La séance du Père Sheppard : Hommage à Ray Harryhausen, The Beast From 20 000 Fathoms (1953).
Ray Harryhausen est mort. Je ne vais pas vous faire l’affront de vous dire qui il était, ni ce qu’il faisait. Je pars du principe que vous le savez. Je suis sympa et aussi fainéant. L’emprunte qu’il a laissé sur l’histoire du cinéma est exceptionnelle, elle l’est d’autant plus qu’il n’a jamais réalisé un seul film. Pourtant on dit toujours « un film de Ray Harryhausen ». C’est comme si soudainement Star Wars n’était plus de George Lucas mais de John Dykstra, comme si Blade Runner n’était plus de Ridley Scott mais de Douglas Trumbull. Et que l’on ne se méprenne pas, les films de Ray Harryhausen ont eu autant d’importance pour les Lucas, Scott, Spielberg ou Carpenter de l’époque que leurs films le sont pour nous aujourd’hui. On ne parle pas forcément de chef d’œuvre, mais d’emprunte, d’héritage et à ce niveau là, celui de Ray Harryhausen est unique. Cette semaine, je vous propose donc de revenir aux origines de la légende avec un film qui fut en son époque un carton gigantesque et une révolution : The Beast From 20 000 Fathoms.
Le pitch du siècle : Une explosion atomique réveille une créature gigantesque qui se dirige droit sur New York (ta ta tinnnnnnn !!!).

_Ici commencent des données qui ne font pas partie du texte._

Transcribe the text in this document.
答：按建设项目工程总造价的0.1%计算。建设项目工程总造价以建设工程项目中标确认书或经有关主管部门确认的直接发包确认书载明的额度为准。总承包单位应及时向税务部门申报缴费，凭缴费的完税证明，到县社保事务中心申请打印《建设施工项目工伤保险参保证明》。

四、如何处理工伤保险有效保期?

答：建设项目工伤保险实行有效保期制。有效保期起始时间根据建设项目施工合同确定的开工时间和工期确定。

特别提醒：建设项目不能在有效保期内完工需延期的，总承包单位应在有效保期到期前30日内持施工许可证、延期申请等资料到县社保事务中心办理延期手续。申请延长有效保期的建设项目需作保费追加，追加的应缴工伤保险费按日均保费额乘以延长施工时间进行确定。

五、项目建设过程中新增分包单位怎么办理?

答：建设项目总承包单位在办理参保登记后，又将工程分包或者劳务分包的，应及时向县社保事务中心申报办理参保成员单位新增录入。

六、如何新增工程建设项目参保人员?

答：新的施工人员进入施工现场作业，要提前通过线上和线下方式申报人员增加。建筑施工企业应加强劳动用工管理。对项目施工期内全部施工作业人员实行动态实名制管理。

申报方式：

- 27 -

Lorsque les producteurs Hal E. Chester et Jack Dietz ont l’idée d’exploiter la trace laissée par le succès de la ressortie de King Kong en 1952, ils sont probablement loin de se douter qu’ils vont ouvrir une véritable boite de Pandore. Ils achètent ainsi les droits d’une nouvelle de Ray Bradbury, The Beast From 20 000 Fathoms, parue dans le Saturday Evening Post en 1951 et qui met en scène des gardiens de phare en prise avec un dinosaure. De la nouvelle, les scénaristes Lou Morheim et Fred Freidberger ne gardent que l’idée du dinosaure et la scène de la destruction du phare. L’idée est d’avoir un film de monstre à la King Kong, avec moult kaboom, et de baser la promo sur la notoriété du romancier. Au final, Bradbury renomma sa nouvelle The Fog Horn et apparaît au générique pour avoir « suggéré » l’idée du film. La promo fut quant à elle, quand même basée sur la notoriété de l’auteur. Ça arriverait aujourd’hui que tous les cinéphiles geekos auraient déjà vomit tous leur fiel sur les producteurs. Mais à l’époque, ça paraissait normal.

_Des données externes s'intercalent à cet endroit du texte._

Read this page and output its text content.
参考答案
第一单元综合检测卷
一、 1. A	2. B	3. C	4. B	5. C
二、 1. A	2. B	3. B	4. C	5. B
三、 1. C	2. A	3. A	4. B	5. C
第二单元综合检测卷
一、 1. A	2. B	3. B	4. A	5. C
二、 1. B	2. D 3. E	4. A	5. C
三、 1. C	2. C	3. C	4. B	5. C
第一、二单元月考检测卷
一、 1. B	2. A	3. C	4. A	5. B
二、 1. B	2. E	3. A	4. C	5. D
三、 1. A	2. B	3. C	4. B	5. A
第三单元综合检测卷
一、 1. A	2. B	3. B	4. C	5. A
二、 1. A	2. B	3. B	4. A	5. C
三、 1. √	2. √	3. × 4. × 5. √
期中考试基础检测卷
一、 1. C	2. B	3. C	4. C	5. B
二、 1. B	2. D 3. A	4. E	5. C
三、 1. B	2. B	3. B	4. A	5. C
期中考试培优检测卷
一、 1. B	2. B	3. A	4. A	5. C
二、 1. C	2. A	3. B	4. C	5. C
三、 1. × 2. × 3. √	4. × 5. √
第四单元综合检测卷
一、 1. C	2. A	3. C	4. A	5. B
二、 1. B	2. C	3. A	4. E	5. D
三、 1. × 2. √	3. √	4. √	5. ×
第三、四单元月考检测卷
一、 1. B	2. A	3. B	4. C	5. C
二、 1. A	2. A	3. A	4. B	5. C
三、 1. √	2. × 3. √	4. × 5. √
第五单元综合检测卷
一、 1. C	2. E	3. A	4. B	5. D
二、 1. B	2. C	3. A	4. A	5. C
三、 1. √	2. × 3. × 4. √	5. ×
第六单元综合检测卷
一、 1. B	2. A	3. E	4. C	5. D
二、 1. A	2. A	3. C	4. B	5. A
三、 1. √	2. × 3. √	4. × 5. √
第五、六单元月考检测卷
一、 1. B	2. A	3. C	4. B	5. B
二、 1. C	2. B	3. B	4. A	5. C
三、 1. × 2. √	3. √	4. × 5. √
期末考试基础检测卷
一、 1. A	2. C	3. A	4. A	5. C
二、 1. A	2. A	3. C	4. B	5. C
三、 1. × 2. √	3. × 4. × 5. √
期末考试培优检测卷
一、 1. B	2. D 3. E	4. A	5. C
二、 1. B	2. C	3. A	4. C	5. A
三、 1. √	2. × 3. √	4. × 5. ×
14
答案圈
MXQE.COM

Quand on n’a pas les ronds pour se payer des cadors, on prend leurs assistants. C’est ainsi qu’un beau matin, le chef décorateur français Eugène Lourié se voit proposer la réalisation d’un film de monstre. Même si c’est là son premier film en tant que réalisateur, Lourié est loin d’être un débutant. Chef décorateur attitré de Jean Renoir, le gazier a déjà pas mal de titres impressionnants à son actif, dont La grande illusion, La règle du jeu et Limelight (Les feux de la rampe). The Beast From 20 000 Fathoms va lui permettre d’utiliser toutes ses méthodes de vieux briscards pour parvenir à filmer des scènes « coûteuses » pour presque trois fois rien. A ce sujet, la scène de panique à New York est un exemple magnifique de « cache-misère » dont l’efficacité ne peut que forcer l’admiration. D’ailleurs, j’ai beau essayé de faire passer Chester et Dietz pour des marloux, mine de rien, les gars avaient eu la sagesse de comprendre que The Beast From 20 000 Fathoms allait être un film excessivement technique. Le choix de Lourié, plus technicien que directeur d’acteur, entre complètement dans cette logique.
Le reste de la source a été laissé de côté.